The sort-of anthology style film follows four intertwined tales of terror that take place in the same neighbourhood on All Hallows’ Eve. Dylan Baker plays a murderous school principal, Anna Paquin appears in a redo of "Little Red Riding Hood", an urban legend about a school bus full of drowned troublemakers figures into a nasty prank, and a mean old man who hates the holiday is tormented by a diminutive, sack-headed spirit of Halloween (I think that’s what he’s supposed to be, anyway).

I really do feel like the filmmakers had their hearts in the right place with this one; clearly, they love the Halloween season and all the morbid traditions that surround it. Sadly, this movie, which somehow manages to feel way too long even though it only lasts 82 minutes, missed the mark for me. None of the four stories feel very developed in any satisfactory way, and their quality is uneven as all hell. The opening segment with Dylan Baker ends far too quickly on an unsatisfying twist, but then his character returns in the Anna Paquin segment in a way that doesn’t fit his earlier modus operandi at all and feels at odds with the Red Riding Hood legend. The segment about the school bus has promise, but is a bit half-baked, and the comeuppance the pranksters receive seems pretty harsh. Bryan Cox nearly saves the final installment with his raspy, wheezy, performance as mean old Mr. Kreeg, but we’re barely introduced to him before he’s being terrorized by the mischievous imp, so why should we care what happens to him? There’s also a framing sequence involving a grown-up couple who go trick-or-treating, which is confusing enough already, but then gets even more confusing when one of them meets an awful fate (at the hands of sack-headed “Sam”) for no apparent reason. The type of horror stories the film is attempting to evoke have a certain Old Testament flair to them, where bad people are punished in suitably gruesome, ironic fashion, but the evils that befall Trick R Treat’s cast seem way too arbitrary to work as an homage.
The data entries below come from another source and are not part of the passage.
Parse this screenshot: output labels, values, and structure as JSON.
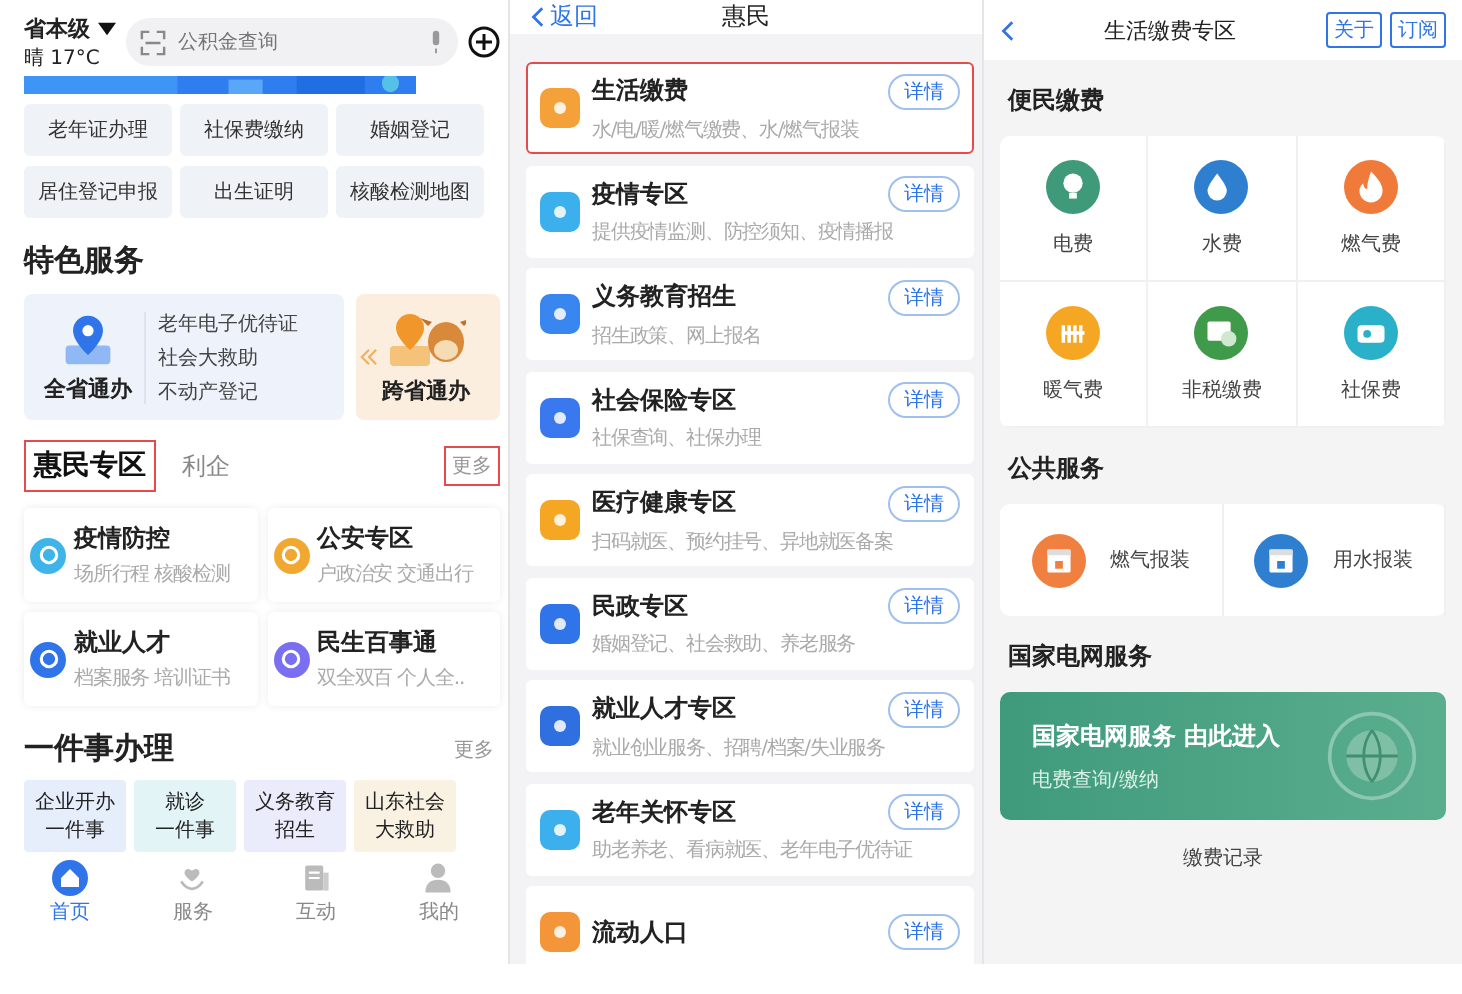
{
  "left": {
    "location": "省本级",
    "weather": "晴 17°C",
    "search": {
      "placeholder": "公积金查询"
    },
    "quick_links": [
      "老年证办理",
      "社保费缴纳",
      "婚姻登记",
      "居住登记申报",
      "出生证明",
      "核酸检测地图"
    ],
    "featured": {
      "title": "特色服务",
      "cards": [
        {
          "title": "全省通办",
          "items": [
            "老年电子优待证",
            "社会大救助",
            "不动产登记"
          ]
        },
        {
          "title": "跨省通办"
        }
      ]
    },
    "tabs": [
      {
        "label": "惠民专区",
        "selected": true,
        "highlighted": true
      },
      {
        "label": "利企",
        "selected": false,
        "highlighted": false
      }
    ],
    "more": {
      "label": "更多",
      "highlighted": true
    },
    "services": [
      {
        "title": "疫情防控",
        "subtitle": "场所行程  核酸检测",
        "color": "#3fb4e8"
      },
      {
        "title": "公安专区",
        "subtitle": "户政治安 交通出行",
        "color": "#f0a830"
      },
      {
        "title": "就业人才",
        "subtitle": "档案服务 培训证书",
        "color": "#2f74e8"
      },
      {
        "title": "民生百事通",
        "subtitle": "双全双百  个人全..",
        "color": "#7a6ff0"
      }
    ],
    "one_thing": {
      "title": "一件事办理",
      "more": "更多",
      "tiles": [
        {
          "lines": [
            "企业开办",
            "一件事"
          ],
          "color": "#e6eefb"
        },
        {
          "lines": [
            "就诊",
            "一件事"
          ],
          "color": "#e3f4f7"
        },
        {
          "lines": [
            "义务教育",
            "招生"
          ],
          "color": "#eaecfb"
        },
        {
          "lines": [
            "山东社会",
            "大救助"
          ],
          "color": "#f9f2e2"
        }
      ]
    },
    "nav": [
      {
        "label": "首页",
        "selected": true
      },
      {
        "label": "服务",
        "selected": false
      },
      {
        "label": "互动",
        "selected": false
      },
      {
        "label": "我的",
        "selected": false
      }
    ]
  },
  "middle": {
    "back": "返回",
    "title": "惠民",
    "items": [
      {
        "title": "生活缴费",
        "subtitle": "水/电/暖/燃气缴费、水/燃气报装",
        "color": "#f5a13a",
        "highlighted": true,
        "button": "详情"
      },
      {
        "title": "疫情专区",
        "subtitle": "提供疫情监测、防控须知、疫情播报",
        "color": "#3cb0ec",
        "highlighted": false,
        "button": "详情"
      },
      {
        "title": "义务教育招生",
        "subtitle": "招生政策、网上报名",
        "color": "#3a86f0",
        "highlighted": false,
        "button": "详情"
      },
      {
        "title": "社会保险专区",
        "subtitle": "社保查询、社保办理",
        "color": "#3a78f0",
        "highlighted": false,
        "button": "详情"
      },
      {
        "title": "医疗健康专区",
        "subtitle": "扫码就医、预约挂号、异地就医备案",
        "color": "#f5a623",
        "highlighted": false,
        "button": "详情"
      },
      {
        "title": "民政专区",
        "subtitle": "婚姻登记、社会救助、养老服务",
        "color": "#2f74e8",
        "highlighted": false,
        "button": "详情"
      },
      {
        "title": "就业人才专区",
        "subtitle": "就业创业服务、招聘/档案/失业服务",
        "color": "#2f6fe0",
        "highlighted": false,
        "button": "详情"
      },
      {
        "title": "老年关怀专区",
        "subtitle": "助老养老、看病就医、老年电子优待证",
        "color": "#3cb0ec",
        "highlighted": false,
        "button": "详情"
      },
      {
        "title": "流动人口",
        "color": "#f5953a",
        "highlighted": false,
        "button": "详情"
      }
    ]
  },
  "right": {
    "title": "生活缴费专区",
    "buttons": [
      "关于",
      "订阅"
    ],
    "payment": {
      "title": "便民缴费",
      "items": [
        {
          "label": "电费",
          "color": "#3e9a78"
        },
        {
          "label": "水费",
          "color": "#2f7fd0"
        },
        {
          "label": "燃气费",
          "color": "#f07a3a"
        },
        {
          "label": "暖气费",
          "color": "#f5a623"
        },
        {
          "label": "非税缴费",
          "color": "#3f9a4a"
        },
        {
          "label": "社保费",
          "color": "#2ab0c8"
        }
      ]
    },
    "public": {
      "title": "公共服务",
      "items": [
        {
          "label": "燃气报装",
          "color": "#f08040"
        },
        {
          "label": "用水报装",
          "color": "#2f7fd0"
        }
      ]
    },
    "grid": {
      "title": "国家电网服务",
      "banner_title": "国家电网服务 由此进入",
      "banner_subtitle": "电费查询/缴纳"
    },
    "records": "缴费记录"
  }
}
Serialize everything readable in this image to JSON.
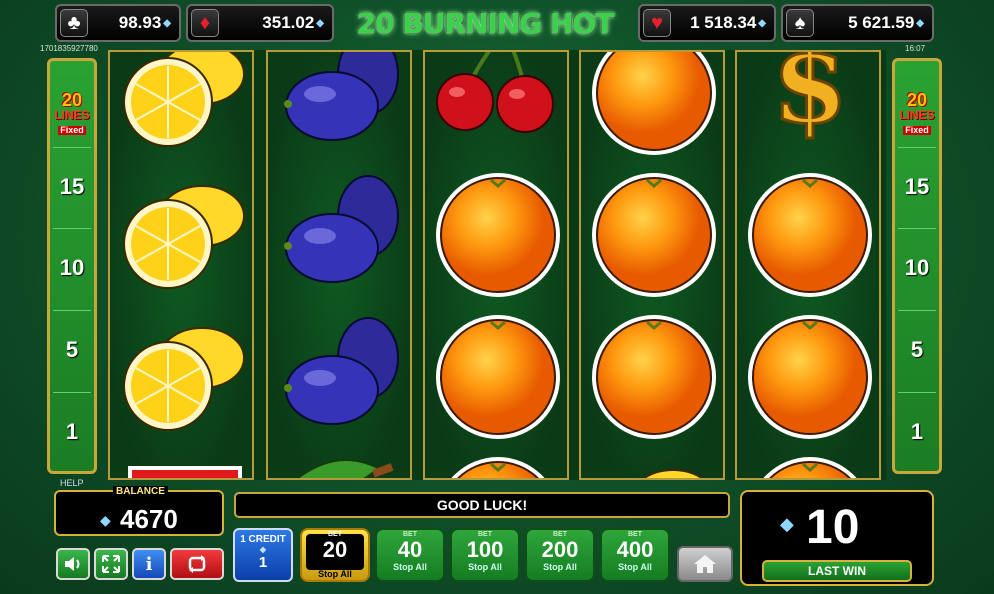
{
  "header": {
    "title": "20 BURNING HOT",
    "jackpots": [
      {
        "suit": "♣",
        "suit_color": "#ffffff",
        "value": "98.93"
      },
      {
        "suit": "♦",
        "suit_color": "#e8202a",
        "value": "351.02"
      },
      {
        "suit": "♥",
        "suit_color": "#e8202a",
        "value": "1 518.34"
      },
      {
        "suit": "♠",
        "suit_color": "#ffffff",
        "value": "5 621.59"
      }
    ],
    "session_id": "1701835927780",
    "clock": "16:07"
  },
  "lines_panel": {
    "count": "20",
    "word": "LINES",
    "fixed": "Fixed",
    "buttons": [
      "15",
      "10",
      "5",
      "1"
    ]
  },
  "reels": [
    [
      "lemon",
      "lemon",
      "lemon",
      "seven"
    ],
    [
      "plum",
      "plum",
      "plum",
      "watermelon"
    ],
    [
      "cherry",
      "orange",
      "orange",
      "orange"
    ],
    [
      "orange",
      "orange",
      "orange",
      "lemon"
    ],
    [
      "dollar",
      "orange",
      "orange",
      "orange"
    ]
  ],
  "bottom": {
    "help": "HELP",
    "balance_label": "BALANCE",
    "balance": "4670",
    "message": "GOOD LUCK!",
    "last_win": "10",
    "last_win_label": "LAST WIN",
    "credit": {
      "label": "1 CREDIT",
      "value": "1"
    },
    "bets": [
      {
        "label": "BET",
        "value": "20",
        "stop": "Stop All",
        "active": true
      },
      {
        "label": "BET",
        "value": "40",
        "stop": "Stop All",
        "active": false
      },
      {
        "label": "BET",
        "value": "100",
        "stop": "Stop All",
        "active": false
      },
      {
        "label": "BET",
        "value": "200",
        "stop": "Stop All",
        "active": false
      },
      {
        "label": "BET",
        "value": "400",
        "stop": "Stop All",
        "active": false
      }
    ],
    "icons": [
      "speaker-icon",
      "fullscreen-icon",
      "info-icon",
      "autoplay-icon",
      "home-icon"
    ]
  }
}
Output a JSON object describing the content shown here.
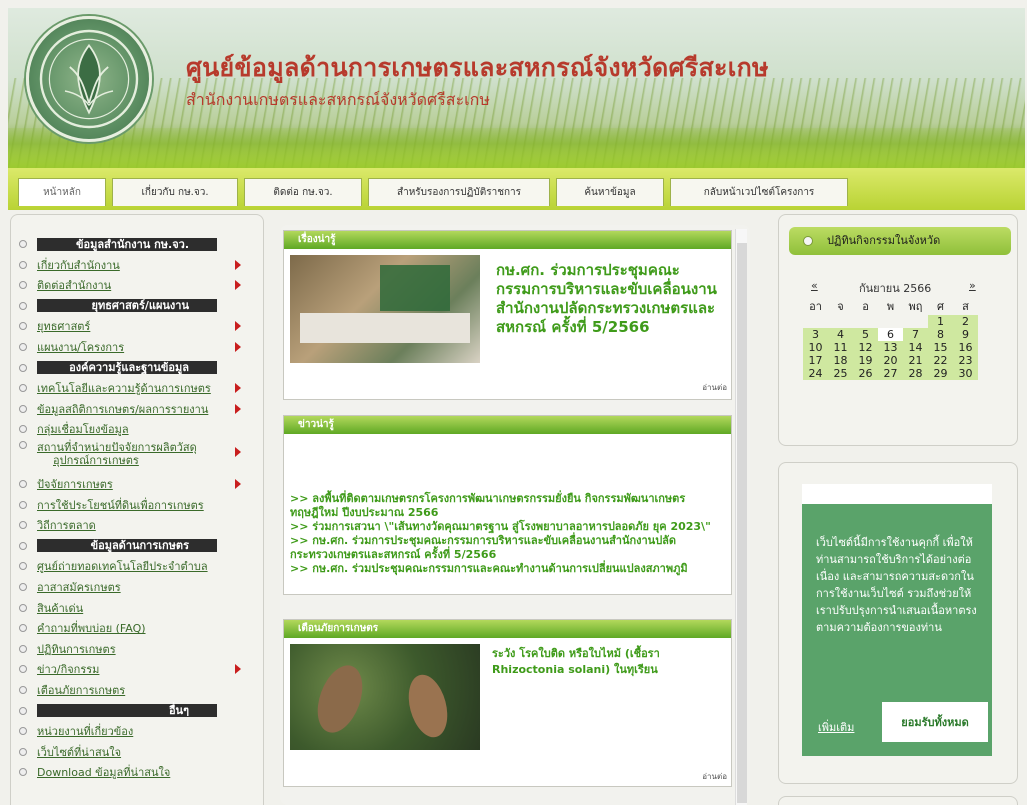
{
  "header": {
    "title": "ศูนย์ข้อมูลด้านการเกษตรและสหกรณ์จังหวัดศรีสะเกษ",
    "subtitle": "สำนักงานเกษตรและสหกรณ์จังหวัดศรีสะเกษ"
  },
  "nav": {
    "tabs": [
      "หน้าหลัก",
      "เกี่ยวกับ กษ.จว.",
      "ติดต่อ กษ.จว.",
      "สำหรับรองการปฏิบัติราชการ",
      "ค้นหาข้อมูล",
      "กลับหน้าเวปไซต์โครงการ"
    ]
  },
  "sidebar": {
    "rows": [
      {
        "type": "head",
        "label": "ข้อมูลสำนักงาน กษ.จว."
      },
      {
        "type": "link",
        "label": "เกี่ยวกับสำนักงาน",
        "arrow": true
      },
      {
        "type": "link",
        "label": "ติดต่อสำนักงาน",
        "arrow": true
      },
      {
        "type": "head",
        "label": "ยุทธศาสตร์/แผนงาน"
      },
      {
        "type": "link",
        "label": "ยุทธศาสตร์",
        "arrow": true
      },
      {
        "type": "link",
        "label": "แผนงาน/โครงการ",
        "arrow": true
      },
      {
        "type": "head",
        "label": "องค์ความรู้และฐานข้อมูล"
      },
      {
        "type": "link",
        "label": "เทคโนโลยีและความรู้ด้านการเกษตร",
        "arrow": true
      },
      {
        "type": "link",
        "label": "ข้อมูลสถิติการเกษตร/ผลการรายงาน",
        "arrow": true
      },
      {
        "type": "link",
        "label": "กลุ่มเชื่อมโยงข้อมูล",
        "arrow": false
      },
      {
        "type": "link2",
        "label": "สถานที่จำหน่ายปัจจัยการผลิตวัสดุ",
        "label2": "อุปกรณ์การเกษตร",
        "arrow": true
      },
      {
        "type": "link",
        "label": "ปัจจัยการเกษตร",
        "arrow": true
      },
      {
        "type": "link",
        "label": "การใช้ประโยชน์ที่ดินเพื่อการเกษตร",
        "arrow": false
      },
      {
        "type": "link",
        "label": "วิถีการตลาด",
        "arrow": false
      },
      {
        "type": "head",
        "label": "ข้อมูลด้านการเกษตร"
      },
      {
        "type": "link",
        "label": "ศูนย์ถ่ายทอดเทคโนโลยีประจำตำบล",
        "arrow": false
      },
      {
        "type": "link",
        "label": "อาสาสมัครเกษตร",
        "arrow": false
      },
      {
        "type": "link",
        "label": "สินค้าเด่น",
        "arrow": false
      },
      {
        "type": "link",
        "label": "คำถามที่พบบ่อย (FAQ)",
        "arrow": false
      },
      {
        "type": "link",
        "label": "ปฏิทินการเกษตร",
        "arrow": false
      },
      {
        "type": "link",
        "label": "ข่าว/กิจกรรม",
        "arrow": true
      },
      {
        "type": "link",
        "label": "เตือนภัยการเกษตร",
        "arrow": false
      },
      {
        "type": "head",
        "label": "อื่นๆ"
      },
      {
        "type": "link",
        "label": "หน่วยงานที่เกี่ยวข้อง",
        "arrow": false
      },
      {
        "type": "link",
        "label": "เว็บไซต์ที่น่าสนใจ",
        "arrow": false
      },
      {
        "type": "link",
        "label": "Download ข้อมูลที่น่าสนใจ",
        "arrow": false
      }
    ]
  },
  "featured": {
    "head": "เรื่องน่ารู้",
    "title": "กษ.ศก. ร่วมการประชุมคณะกรรมการบริหารและขับเคลื่อนงานสำนักงานปลัดกระทรวงเกษตรและสหกรณ์ ครั้งที่ 5/2566",
    "readmore": "อ่านต่อ"
  },
  "hotnews": {
    "head": "ข่าวน่ารู้",
    "items": [
      ">> ลงพื้นที่ติดตามเกษตรกรโครงการพัฒนาเกษตรกรรมยั่งยืน กิจกรรมพัฒนาเกษตร",
      "ทฤษฎีใหม่ ปีงบประมาณ 2566",
      ">> ร่วมการเสวนา \\\"เส้นทางวัดคุณมาตรฐาน สู่โรงพยาบาลอาหารปลอดภัย ยุค 2023\\\"",
      ">> กษ.ศก. ร่วมการประชุมคณะกรรมการบริหารและขับเคลื่อนงานสำนักงานปลัด",
      "กระทรวงเกษตรและสหกรณ์ ครั้งที่ 5/2566",
      ">> กษ.ศก. ร่วมประชุมคณะกรรมการและคณะทำงานด้านการเปลี่ยนแปลงสภาพภูมิ"
    ]
  },
  "alert": {
    "head": "เตือนภัยการเกษตร",
    "title": "ระวัง โรคใบติด หรือใบไหม้ (เชื้อรา Rhizoctonia solani) ในทุเรียน",
    "readmore": "อ่านต่อ"
  },
  "calendar": {
    "head": "ปฏิทินกิจกรรมในจังหวัด",
    "prev": "«",
    "next": "»",
    "month": "กันยายน 2566",
    "weekdays": [
      "อา",
      "จ",
      "อ",
      "พ",
      "พฤ",
      "ศ",
      "ส"
    ],
    "weeks": [
      [
        "",
        "",
        "",
        "",
        "",
        "1",
        "2"
      ],
      [
        "3",
        "4",
        "5",
        "6",
        "7",
        "8",
        "9"
      ],
      [
        "10",
        "11",
        "12",
        "13",
        "14",
        "15",
        "16"
      ],
      [
        "17",
        "18",
        "19",
        "20",
        "21",
        "22",
        "23"
      ],
      [
        "24",
        "25",
        "26",
        "27",
        "28",
        "29",
        "30"
      ]
    ],
    "today": "6"
  },
  "cookie": {
    "text": "เว็บไซต์นี้มีการใช้งานคุกกี้ เพื่อให้ท่านสามารถใช้บริการได้อย่างต่อเนื่อง และสามารถความสะดวกในการใช้งานเว็บไซต์ รวมถึงช่วยให้เราปรับปรุงการนำเสนอเนื้อหาตรงตามความต้องการของท่าน",
    "more": "เพิ่มเติม",
    "accept": "ยอมรับทั้งหมด"
  },
  "colors": {
    "accent_green": "#5fa824",
    "title_red": "#b73a2c",
    "cookie_green": "#5aa36a"
  }
}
Trick R Treat is a very well made picture, with a better-than-average cast, eye-catching cinematography, and lots of spooky atmosphere. However, Dougherty and company spent too much time focusing on the style when they should have paid better attention to the substance. Not one character leaves an impression, and not one plot twist or scare is memorable. It’s like they made a movie that you could play on a big screen at a high school Halloween dance, where you don’t have to worry about following the plot but will be treated to some appropriately seasonal imagery if you turn towards it once in a while. Trick R Treat’s glossy production may go down like so much Halloween candy, but its lack of a nourishing screenplay gave me a tummy-ache.

PS: If you’ve really got a hankering for this sort of thing, do yourself a favour and check out 1982’s Creepshow, written by Stephen King and directed by George A. Romero. It pulls off the EC comics horror anthology homage much more successfully, with lots of tongue-in-cheek humour, awesome makeup effects by Tom Savini and a great cast that includes Adrienne Barbeau, Ted Danson, Ed Harris, Leslie Nielsen, Hal Holbrook, and even King himself! Bonus points if you can scare up a copy of the graphic novel adaptation, illustrated by genre legend Berni Wrightson.